Sorens starts by saying the presumption that third party Senate votes should have equaled third party presidential ones this year is just wrong; the presidential major party choices were far more unpopular than these Senate candidates.

Sorens then examines town-by-town results so see "how the number of Libertarian and Republican presidential votes by town correlated with Day's support."

He found that "the coefficient estimate on percentage of the vote for Trump-Pence in a town is 0.05 and is highly statistically significant, as you can see by the tiny confidence interval on the estimate.
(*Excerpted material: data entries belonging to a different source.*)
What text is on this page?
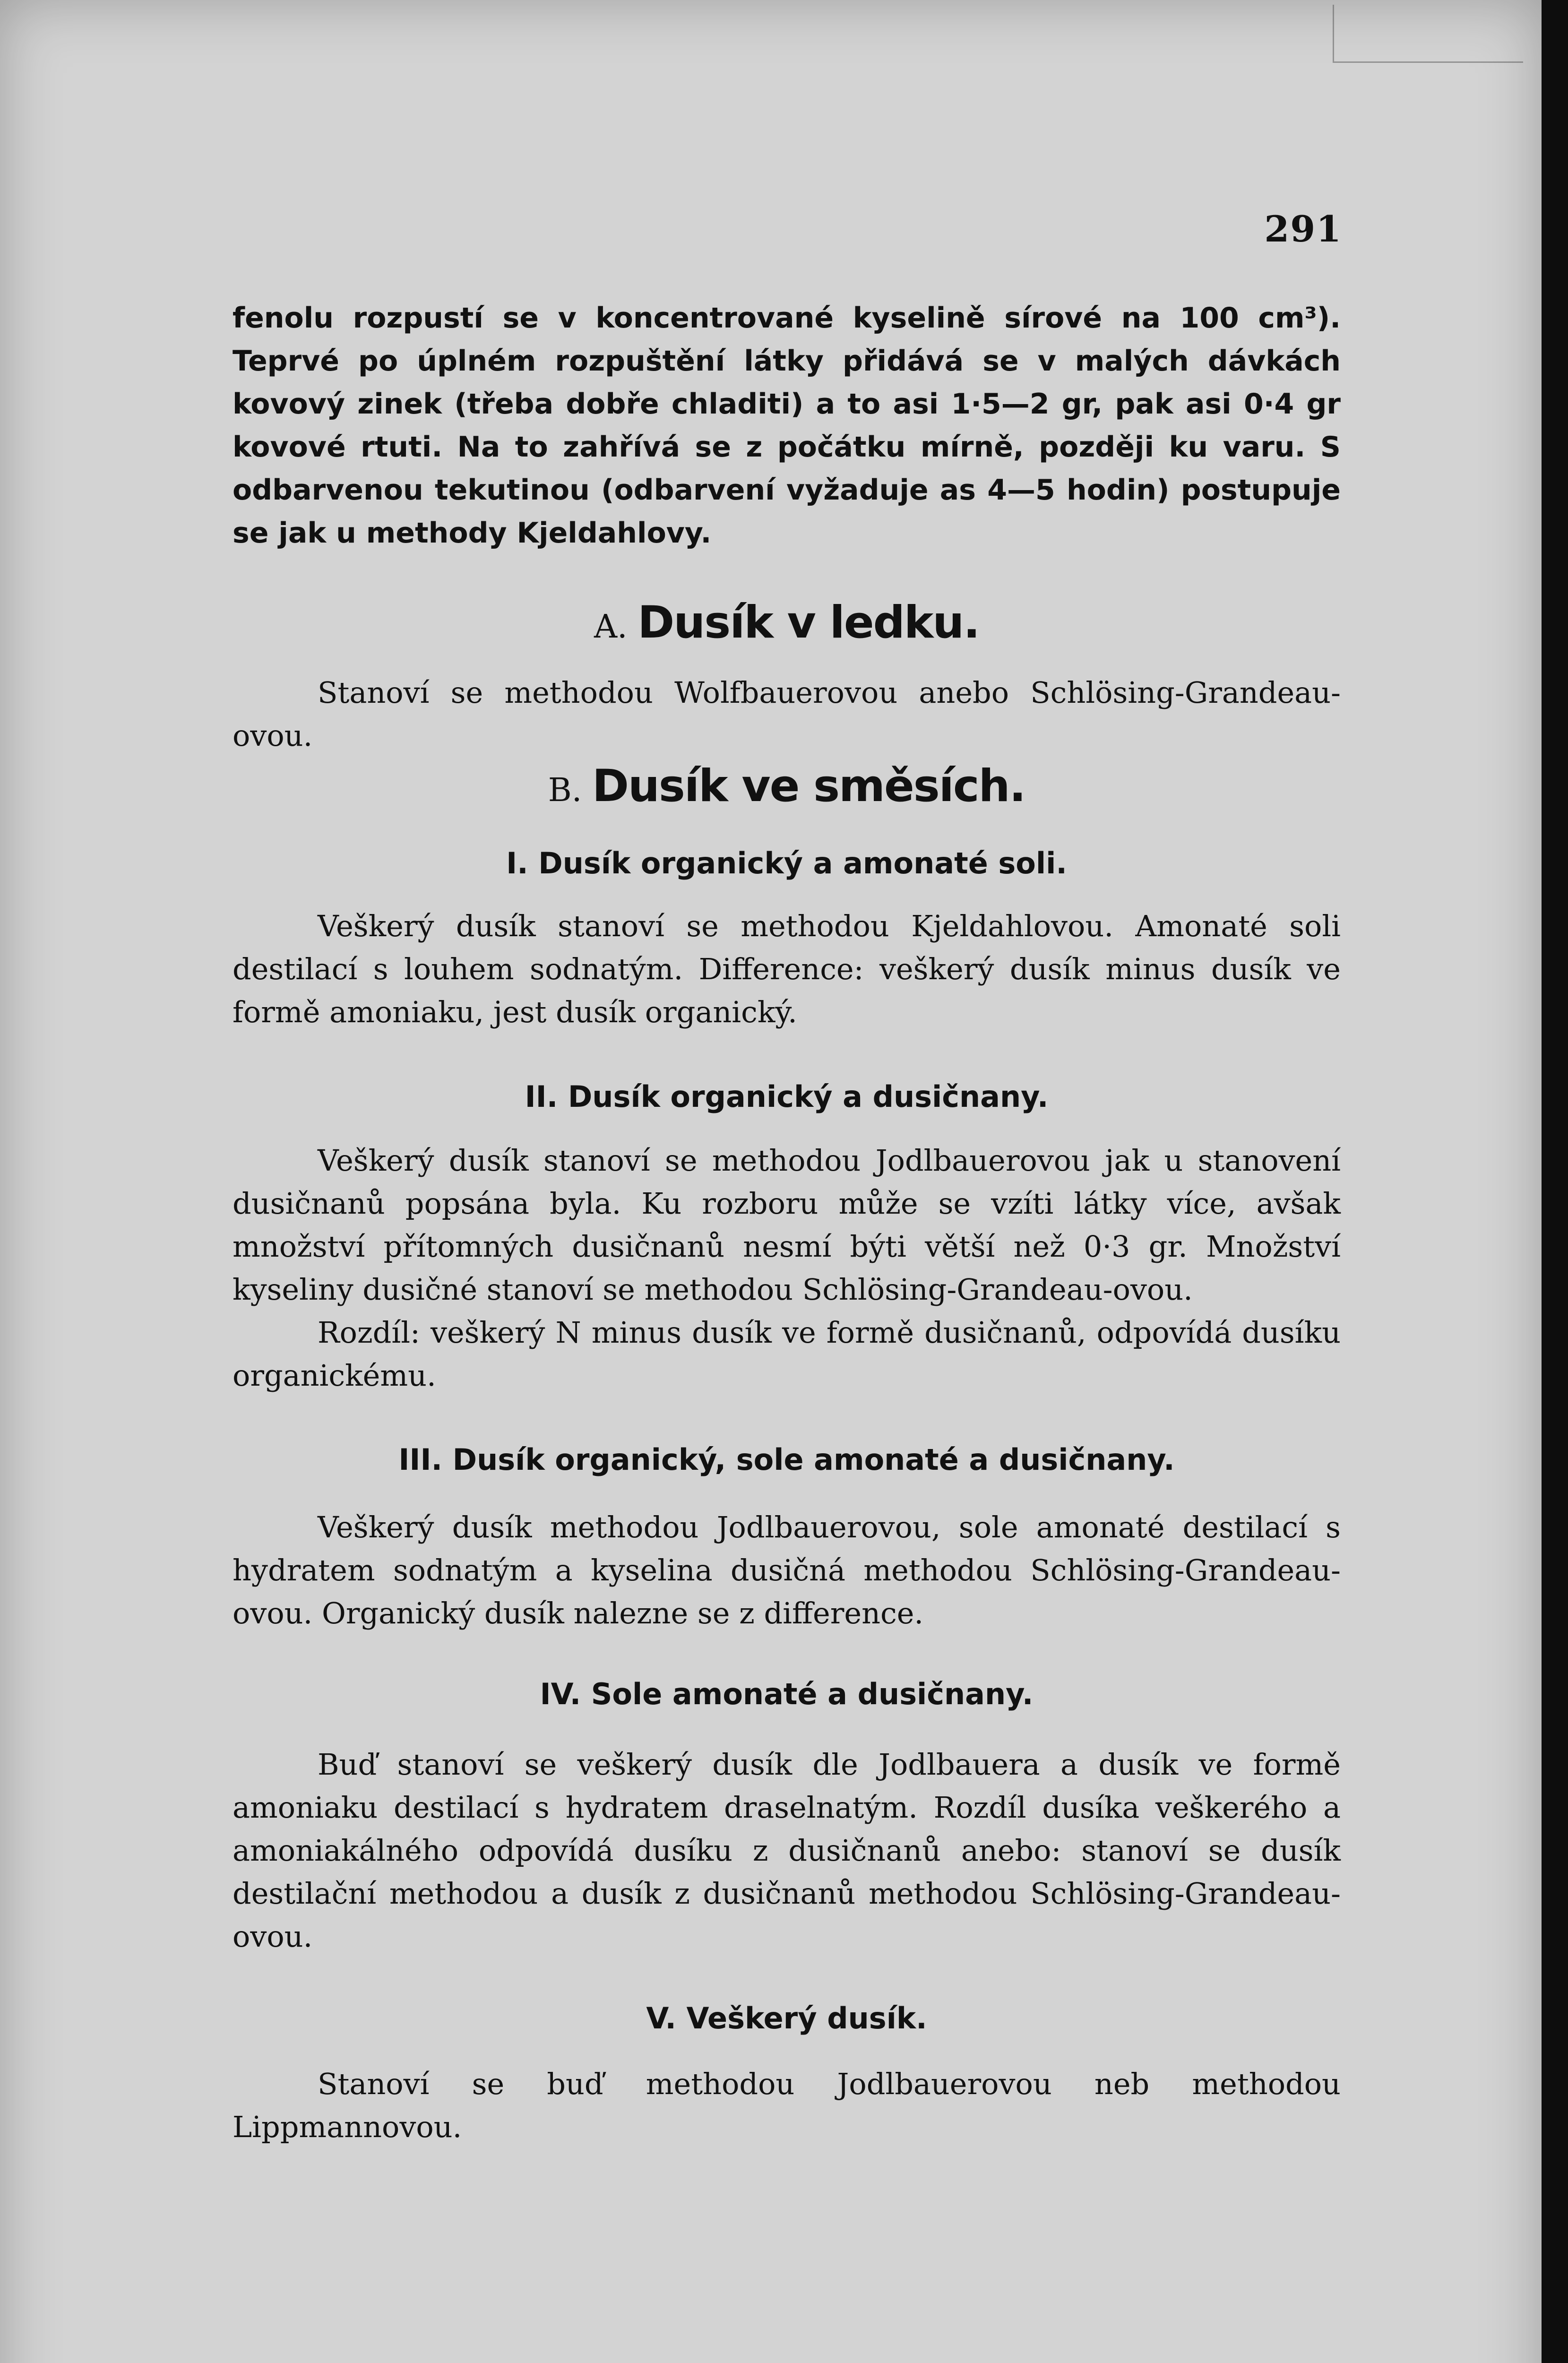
291

fenolu rozpustí se v koncentrované kyselině sírové na 100 cm³). Teprvé po úplném rozpuštění látky přidává se v malých dávkách kovový zinek (třeba dobře chladiti) a to asi 1·5—2 gr, pak asi 0·4 gr kovové rtuti. Na to zahřívá se z počátku mírně, později ku varu. S odbarvenou tekutinou (odbarvení vyžaduje as 4—5 hodin) postupuje se jak u methody Kjeldahlovy.

A. Dusík v ledku.

Stanoví se methodou Wolfbauerovou anebo Schlösing-Grandeau-ovou.

B. Dusík ve směsích.
I. Dusík organický a amonaté soli.

Veškerý dusík stanoví se methodou Kjeldahlovou. Amonaté soli destilací s louhem sodnatým. Difference: veškerý dusík minus dusík ve formě amoniaku, jest dusík organický.

II. Dusík organický a dusičnany.

Veškerý dusík stanoví se methodou Jodlbauerovou jak u stanovení dusičnanů popsána byla. Ku rozboru může se vzíti látky více, avšak množství přítomných dusičnanů nesmí býti větší než 0·3 gr. Množství kyseliny dusičné stanoví se methodou Schlösing-Grandeau-ovou.

Rozdíl: veškerý N minus dusík ve formě dusičnanů, odpovídá dusíku organickému.

III. Dusík organický, sole amonaté a dusičnany.

Veškerý dusík methodou Jodlbauerovou, sole amonaté destilací s hydratem sodnatým a kyselina dusičná methodou Schlösing-Grandeau-ovou. Organický dusík nalezne se z difference.

IV. Sole amonaté a dusičnany.

Buď stanoví se veškerý dusík dle Jodlbauera a dusík ve formě amoniaku destilací s hydratem draselnatým. Rozdíl dusíka veškerého a amoniakálného odpovídá dusíku z dusičnanů anebo: stanoví se dusík destilační methodou a dusík z dusičnanů methodou Schlösing-Grandeau-ovou.

V. Veškerý dusík.

Stanoví se buď methodou Jodlbauerovou neb methodou Lippmannovou.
This estimate means that for every 20 additional Trump-Pence voters in a town, one additional voter cast a vote for Day in the Senate race." The link between Johnson-Weld votes and Day votes was "not statistically significant" in Sorens' figuring.

He concludes that since "Day's vote share was a little more than one-twentieth of the Trump-Pence ticket's in New Hampshire….we can be reasonably confident that almost all of Day's electoral support came from Republicans, not Libertarians."

He does the same calculations for Libertarian Chabot, and finds "for every four additional Johnson-Weld voters in a town, Chabot got an additional one vote [and] For every 80 additional Trump-Pence votes in a town, Chabot got about one vote….over half of Chabot's support came from Libertarians, not Republicans."

Given that Ayotte lost by 1,000 votes, Sorens concludes that it is very likely that, had Day not been in the race, she "would have won her race by about 15,000 votes, similar to Republican Chris Sununu's margin of victory in the governor's race."

He admits there is no way to test whether minus Day that his 16,000 or so voters might not have voted for someone other than Ayotte, but "at minimum these results strongly suggest that Kelly Ayotte disaffected a decisive share of Republican voters who went for Trump and Sununu but not for her."

Whether Republicans angry that Ayotte wasn't good enough on Obamacare, spending, appointments and other issues should be happier with her losing and Democrat Maggie Hassan in the Senate is another question, and one that will likely be thrown at any future challenger to any GOP candidate hitting the Republican from the small-government right. But to imply one should never do that is to imply that anyone who wants smaller government just has to take whatever the Republican Party offers and pretend to like it.